I have isolated one of the sites and now no hacker in the world can hack it. Not even NSA, FBI, CIA, ISI, NASA!!
Have you tried to power it off and on again?
WordPress is popular CMS and will stay popular. It is mostly free, simple and provide many features even in base setup.
As any other software WP need to be updated to actual version in time manner, as well as his plugin and templates.
If you do not download plugin or templates from suspicious sites and update WP in time manner, use strict password, then you will not have any problem with WP.
Most likely your site was hacked by uploading malicious content. Therefore you may need check your nginx or apache access logs for POST requests. Also you may need check ftp and ssh logs. In most case such hack happen because hacker upload to site shell script and then use it to complete his hack attempt. This is most popular technique in automated hacking bots.
Wordpress is garbage, and a huge security risk once you decide to start customizing it with skins and plugins.
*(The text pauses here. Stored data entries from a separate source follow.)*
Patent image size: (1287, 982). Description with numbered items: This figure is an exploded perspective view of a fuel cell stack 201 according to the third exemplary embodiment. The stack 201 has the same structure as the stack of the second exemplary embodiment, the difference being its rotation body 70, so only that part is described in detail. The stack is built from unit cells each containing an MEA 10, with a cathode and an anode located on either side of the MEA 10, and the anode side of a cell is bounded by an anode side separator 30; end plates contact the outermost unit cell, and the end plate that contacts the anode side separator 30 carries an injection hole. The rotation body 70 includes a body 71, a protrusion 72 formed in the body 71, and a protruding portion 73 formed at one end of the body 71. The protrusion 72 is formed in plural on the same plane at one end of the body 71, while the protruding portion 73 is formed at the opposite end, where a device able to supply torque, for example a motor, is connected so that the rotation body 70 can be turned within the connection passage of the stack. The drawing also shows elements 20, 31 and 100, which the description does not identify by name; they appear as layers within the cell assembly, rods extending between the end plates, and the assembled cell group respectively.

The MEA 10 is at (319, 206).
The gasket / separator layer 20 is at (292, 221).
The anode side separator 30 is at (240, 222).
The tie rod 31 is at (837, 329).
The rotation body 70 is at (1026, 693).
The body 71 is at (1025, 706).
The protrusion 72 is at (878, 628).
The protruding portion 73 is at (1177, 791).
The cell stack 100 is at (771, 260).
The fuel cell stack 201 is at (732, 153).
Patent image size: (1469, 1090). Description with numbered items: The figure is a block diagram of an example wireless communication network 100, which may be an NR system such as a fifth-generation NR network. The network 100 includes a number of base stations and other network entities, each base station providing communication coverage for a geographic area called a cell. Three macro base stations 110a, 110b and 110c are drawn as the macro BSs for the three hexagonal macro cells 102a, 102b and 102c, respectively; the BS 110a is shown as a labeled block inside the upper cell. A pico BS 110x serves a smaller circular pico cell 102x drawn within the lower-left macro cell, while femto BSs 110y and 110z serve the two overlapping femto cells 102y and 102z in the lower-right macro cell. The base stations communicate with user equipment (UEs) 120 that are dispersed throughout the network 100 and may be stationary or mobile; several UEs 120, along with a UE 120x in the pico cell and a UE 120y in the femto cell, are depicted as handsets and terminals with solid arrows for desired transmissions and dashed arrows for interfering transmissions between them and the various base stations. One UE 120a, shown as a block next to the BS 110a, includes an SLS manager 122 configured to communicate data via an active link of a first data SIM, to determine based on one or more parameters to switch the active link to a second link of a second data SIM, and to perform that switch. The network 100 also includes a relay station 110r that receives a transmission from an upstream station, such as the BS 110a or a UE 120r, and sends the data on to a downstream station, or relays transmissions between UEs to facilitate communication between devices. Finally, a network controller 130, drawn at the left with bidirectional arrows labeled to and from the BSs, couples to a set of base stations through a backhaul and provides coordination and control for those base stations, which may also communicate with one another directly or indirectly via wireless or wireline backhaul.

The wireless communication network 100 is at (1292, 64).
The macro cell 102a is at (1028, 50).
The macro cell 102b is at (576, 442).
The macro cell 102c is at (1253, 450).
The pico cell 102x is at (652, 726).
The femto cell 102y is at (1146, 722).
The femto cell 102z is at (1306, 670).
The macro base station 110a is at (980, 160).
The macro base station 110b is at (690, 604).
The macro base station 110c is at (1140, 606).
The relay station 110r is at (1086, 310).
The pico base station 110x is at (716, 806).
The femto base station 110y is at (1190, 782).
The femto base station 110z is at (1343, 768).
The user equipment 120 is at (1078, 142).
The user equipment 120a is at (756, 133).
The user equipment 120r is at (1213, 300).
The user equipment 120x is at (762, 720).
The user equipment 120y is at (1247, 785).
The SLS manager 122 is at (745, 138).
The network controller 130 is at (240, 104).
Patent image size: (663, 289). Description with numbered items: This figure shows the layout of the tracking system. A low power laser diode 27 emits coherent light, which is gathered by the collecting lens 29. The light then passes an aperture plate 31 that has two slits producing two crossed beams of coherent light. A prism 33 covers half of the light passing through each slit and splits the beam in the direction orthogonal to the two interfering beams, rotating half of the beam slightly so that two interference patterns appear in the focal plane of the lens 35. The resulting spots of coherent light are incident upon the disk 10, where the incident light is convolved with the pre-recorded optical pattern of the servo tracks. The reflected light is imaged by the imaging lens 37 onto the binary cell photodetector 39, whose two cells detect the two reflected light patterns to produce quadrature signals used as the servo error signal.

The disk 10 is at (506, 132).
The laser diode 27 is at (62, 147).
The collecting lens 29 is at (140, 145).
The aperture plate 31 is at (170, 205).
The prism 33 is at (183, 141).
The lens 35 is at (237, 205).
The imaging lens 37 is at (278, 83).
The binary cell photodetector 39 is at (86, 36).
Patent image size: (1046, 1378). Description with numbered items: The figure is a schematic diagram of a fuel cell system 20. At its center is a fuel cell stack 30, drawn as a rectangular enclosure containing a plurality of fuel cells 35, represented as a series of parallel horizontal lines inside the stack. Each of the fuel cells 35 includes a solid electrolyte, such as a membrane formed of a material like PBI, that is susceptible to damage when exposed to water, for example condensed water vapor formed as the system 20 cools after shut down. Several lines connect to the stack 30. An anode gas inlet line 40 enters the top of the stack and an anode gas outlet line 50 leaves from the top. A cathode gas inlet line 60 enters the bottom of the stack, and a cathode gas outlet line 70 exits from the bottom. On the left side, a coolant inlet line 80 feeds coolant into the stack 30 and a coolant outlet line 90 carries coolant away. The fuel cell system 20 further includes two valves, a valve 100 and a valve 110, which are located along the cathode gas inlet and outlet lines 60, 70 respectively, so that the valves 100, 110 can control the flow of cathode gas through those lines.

I've run websites for almost a decade and the only ones that would ever get hacked were the wordpress ones.
I think the key here is being careful with Wordpress plugins and it's something most people have said for ages. However just giving someone advice to stay away from Wordpress when the core is usually fairly safe (I hope) is kind of like saying don't buy chicken if the condiments are spoilt.
people get hacked through third-party themes listed on their site as well. there's almost no point to wordpress if just using the default theme and no plugins.
for a comparison, people do not get hacked through mediawiki themes and plugins for the most part. Why? I don't care, but I know the results and the results show using wordpress is exposing yourself to an enormous landscape of threats for little benefit. Maybe the best benefit of wordpress is it's collaboration feature, but you get get that with better security with dokuwiki, mediawiki or tons of other similar programs with almost no security risk.